Framing directions if the jury is retained are critical but need consistency. There should be an agreed direction used in every case because our experience is that there is a great unevenness in judicial trial directions. Not just as to what is said; but sometimes nothing at all is deployed.
6.63We strongly recommend increased judicial guidance on these issues.
We of course accept that expert evidence concerning, for example, battered wife syndrome or [Post Traumatic Stress Disorder] may be admissible in the context of the trial of sexual abuse allegations, where such syndrome or disorder may be directly relevant to the conduct of a complainant at the time of the allegations. That a complainant remained in an abusive relationship is the obvious example where expert opinion evidence may be of assistance to a jury.
6.67We understand that there are currently variations in practice in the giving of counter-intuitive evidence throughout the country, which may be due in part to the availability of experts who are willing to give that counter-intuitive evidence.

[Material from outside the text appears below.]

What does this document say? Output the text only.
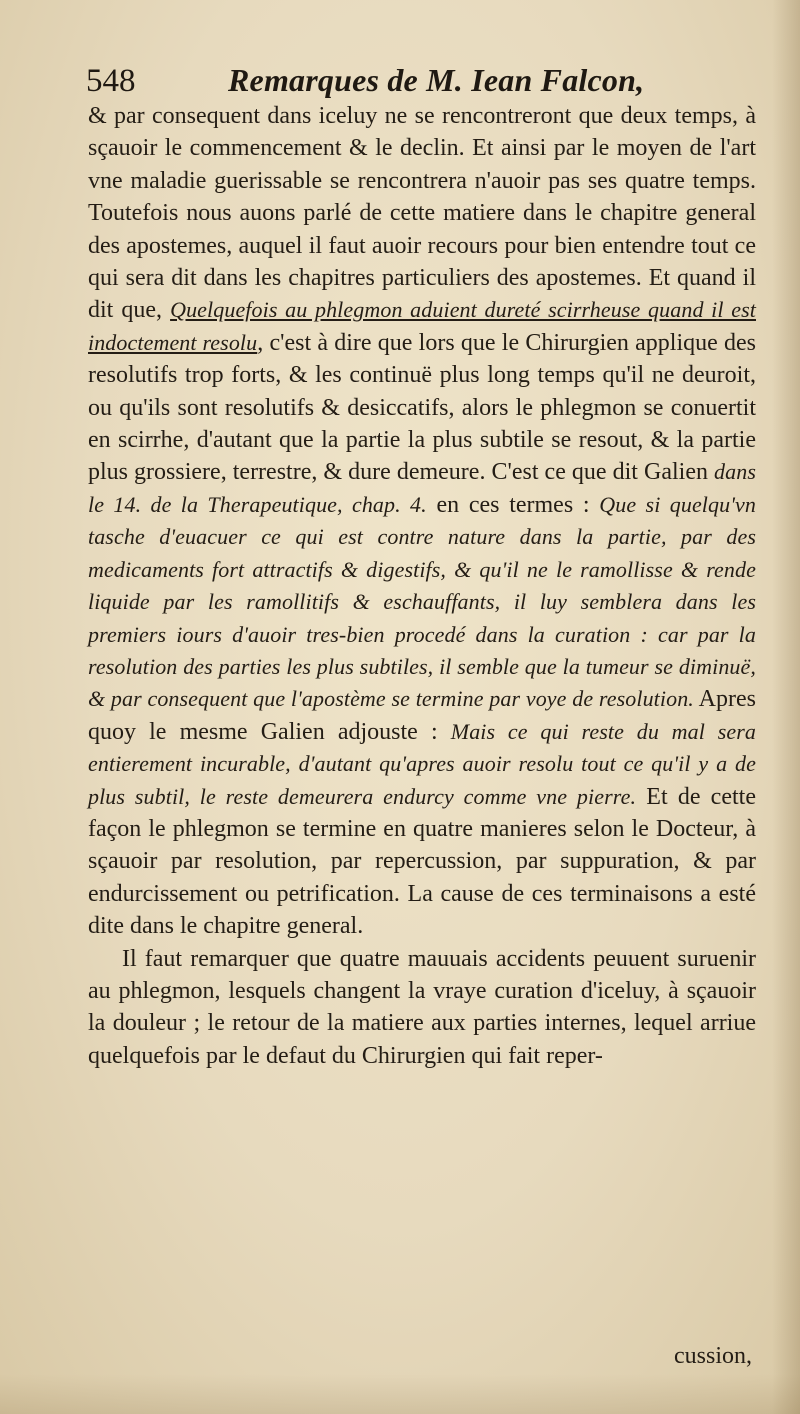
548	Remarques de M. Iean Falcon,

& par consequent dans iceluy ne se rencontreront que deux temps, à sçauoir le commencement & le declin. Et ainsi par le moyen de l'art vne maladie guerissable se rencontrera n'auoir pas ses quatre temps. Toutefois nous auons parlé de cette matiere dans le chapitre general des apostemes, auquel il faut auoir recours pour bien entendre tout ce qui sera dit dans les chapitres particuliers des apostemes. Et quand il dit que, Quelquefois au phlegmon aduient dureté scirrheuse quand il est indoctement resolu, c'est à dire que lors que le Chirurgien applique des resolutifs trop forts, & les continuë plus long temps qu'il ne deuroit, ou qu'ils sont resolutifs & desiccatifs, alors le phlegmon se conuertit en scirrhe, d'autant que la partie la plus subtile se resout, & la partie plus grossiere, terrestre, & dure demeure. C'est ce que dit Galien dans le 14. de la Therapeutique, chap. 4. en ces termes : Que si quelqu'vn tasche d'euacuer ce qui est contre nature dans la partie, par des medicaments fort attractifs & digestifs, & qu'il ne le ramollisse & rende liquide par les ramollitifs & eschauffants, il luy semblera dans les premiers iours d'auoir tres-bien procedé dans la curation : car par la resolution des parties les plus subtiles, il semble que la tumeur se diminuë, & par consequent que l'apostème se termine par voye de resolution. Apres quoy le mesme Galien adjouste : Mais ce qui reste du mal sera entierement incurable, d'autant qu'apres auoir resolu tout ce qu'il y a de plus subtil, le reste demeurera endurcy comme vne pierre. Et de cette façon le phlegmon se termine en quatre manieres selon le Docteur, à sçauoir par resolution, par repercussion, par suppuration, & par endurcissement ou petrification. La cause de ces terminaisons a esté dite dans le chapitre general.

Il faut remarquer que quatre mauuais accidents peuuent suruenir au phlegmon, lesquels changent la vraye curation d'iceluy, à sçauoir la douleur ; le retour de la matiere aux parties internes, lequel arriue quelquefois par le defaut du Chirurgien qui fait reper-

cussion,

At present, as far as we are aware, this type of evidence has only been used in cases where the complainant is a child, or was a child at the time of the alleged offending.
6.68The sexual violence support sector noted there is a shortage of people who are able and willing to give counterintuitive evidence. It is a big time commitment as the experts need to prepare at length. We were also told that consideration needs to be given to the effectiveness of counter-intuitive evidence, including how barriers to understanding counter-intuitive evidence within the jury might be overcome.
6.69We do not think the giving of expert psychological evidence in person in court, as a means of addressing misconceptions in sexual violence cases, should be ruled out. Its use should be assessed on a case-by-case basis according to whether there is someone who is well-placed to do it and whether the prosecution thinks it is required. We make no recommendations to change the status quo in terms of the use of expert counter-intuitive evidence, but its use should be addressed in the prosecutorial guidance recommended in Chapter 5. In addition, a government-level initiative to undertake an expert evidence programme including resourcing, monitoring and staffing is worthy of consideration.
6.71The cases in which an admission of evidence under section 9 is possible will, however, be small because it requires the consent of the defence. Where defendants do not understand the nature of the expert evidence (and may also be under misconceptions about sexual violence) they are unlikely to agree to a section 9 statement. Nonetheless, we recommend that parties should be encouraged to agree on the content of any expert evidence to be presented at trial, and should wherever possible admit it under section 9 by way of a written statement.
6.74There is a strong basis for arguing that sexual violence, as a form of criminal offending, is not amenable to fact-finding by 12 lay jurors. There are alternatives, but they need further analysis before they can be implemented. In the interim, the recommendations made in this chapter and in Chapters 4 and 5 should be implemented as a means to address the harm problem and the decision-making problem which are both caused and exacerbated by the presence of the jury in sexual violence trials. In addition, analysis of complete alternatives to the current jury model, and testing of those alternatives if appropriate, should take place during evaluation of the specialist court proposed in Chapter 5.